Your Mac will restart once again and return to an out-of-the-box state. If you’re selling your MacBook or passing it off to someone else, leave it as-is so the next user can set the device up properly.
Erasing an older MacBook
If you tried to find the menus above and couldn’t manage to on your MacBook, you’re probably using a slightly older model that doesn’t have these easy-reset features. No problem — you can still erase all traces of yourself from your MacBook. It’s going to take a little extra effort. Here are a few tasks you’ll need to complete manually after backing up your files:
- Sign out of iTunes: If you’ve used iTunes to purchase anything, your account information is going to be stored there.

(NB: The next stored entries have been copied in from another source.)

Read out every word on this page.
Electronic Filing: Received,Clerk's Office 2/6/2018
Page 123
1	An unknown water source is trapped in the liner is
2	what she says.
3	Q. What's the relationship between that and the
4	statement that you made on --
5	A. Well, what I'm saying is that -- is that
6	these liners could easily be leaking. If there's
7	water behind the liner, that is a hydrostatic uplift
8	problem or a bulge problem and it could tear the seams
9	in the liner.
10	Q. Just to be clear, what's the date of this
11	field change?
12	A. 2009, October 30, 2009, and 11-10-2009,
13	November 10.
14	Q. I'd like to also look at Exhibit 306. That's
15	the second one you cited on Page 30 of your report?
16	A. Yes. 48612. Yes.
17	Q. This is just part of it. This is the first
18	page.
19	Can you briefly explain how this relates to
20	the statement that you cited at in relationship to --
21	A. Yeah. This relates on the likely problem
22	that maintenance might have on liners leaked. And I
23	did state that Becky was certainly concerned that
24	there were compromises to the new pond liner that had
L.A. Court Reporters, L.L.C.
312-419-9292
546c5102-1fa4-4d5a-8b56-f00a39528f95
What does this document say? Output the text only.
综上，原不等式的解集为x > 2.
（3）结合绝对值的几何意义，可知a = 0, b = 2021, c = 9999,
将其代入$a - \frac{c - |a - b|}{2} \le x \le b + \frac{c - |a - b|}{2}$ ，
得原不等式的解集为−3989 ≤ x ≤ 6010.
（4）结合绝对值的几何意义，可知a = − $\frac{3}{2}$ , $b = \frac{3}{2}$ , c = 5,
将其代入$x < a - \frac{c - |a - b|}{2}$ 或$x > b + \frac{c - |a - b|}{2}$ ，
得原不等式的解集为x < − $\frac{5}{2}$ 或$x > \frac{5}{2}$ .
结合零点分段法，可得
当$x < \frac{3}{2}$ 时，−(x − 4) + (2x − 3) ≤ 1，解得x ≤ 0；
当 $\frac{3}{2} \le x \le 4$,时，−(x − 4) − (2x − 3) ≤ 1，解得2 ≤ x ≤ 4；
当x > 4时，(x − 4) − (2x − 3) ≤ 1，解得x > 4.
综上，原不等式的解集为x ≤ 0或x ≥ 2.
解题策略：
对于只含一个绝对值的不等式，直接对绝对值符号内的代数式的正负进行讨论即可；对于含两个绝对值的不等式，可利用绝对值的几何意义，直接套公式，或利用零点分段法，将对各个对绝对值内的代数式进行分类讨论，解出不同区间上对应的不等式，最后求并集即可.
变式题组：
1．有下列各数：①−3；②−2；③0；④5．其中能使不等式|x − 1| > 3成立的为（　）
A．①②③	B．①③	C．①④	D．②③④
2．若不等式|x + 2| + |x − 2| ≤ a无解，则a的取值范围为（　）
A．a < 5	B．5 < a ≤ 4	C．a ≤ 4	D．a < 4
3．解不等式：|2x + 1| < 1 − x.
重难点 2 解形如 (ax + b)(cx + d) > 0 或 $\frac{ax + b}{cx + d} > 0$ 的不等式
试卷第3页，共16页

In iTunes, find your “Account” menu > Authorizations > Deauthorize This Computer to sign out of iTunes.
- Sign out of iCloud: You’re also going to want to remove your iCloud account. Click the Apple icon in the upper left-hand corner of your screen, select System Preferences > Apple ID > Overview > Sign Out (toward the bottom of the window).
- Sign out of iMessage: Lastly, you should sign out of iMessage. Open up the Messages app > Messages > Preferences > iMessage > Sign Out.
Now it’s time to complete the reset of your MacBook.
- Restart your Mac. Immediately hold the “Command” and “R” keys to start up your laptop from macOS Recovery.
- If asked, choose a user profile you know the password for and enter it when prompted.
- From the pop-up window, select “Disk Utility” and click “Continue.”
- From the left-hand sidebar, select “Macintosh HD.”
- Click the Erase button in the toolbar. You may be asked to type in “Macintosh HD” into the name form. The “Format” form should be left with whatever Disk Utility automatically recommends — it’ll be either “APFS” or “Mac OS Extended (Journaled).”
- Click “Erase.” This button could also read “Erase Volume Group.”
- If asked, enter your Apple ID and password.
- After the erasure is complete, select any other internal volumes in the sidebar, then click the delete volume (–) button in the toolbar to delete that volume.
- Quit Disk Utility to return to the Utilities window.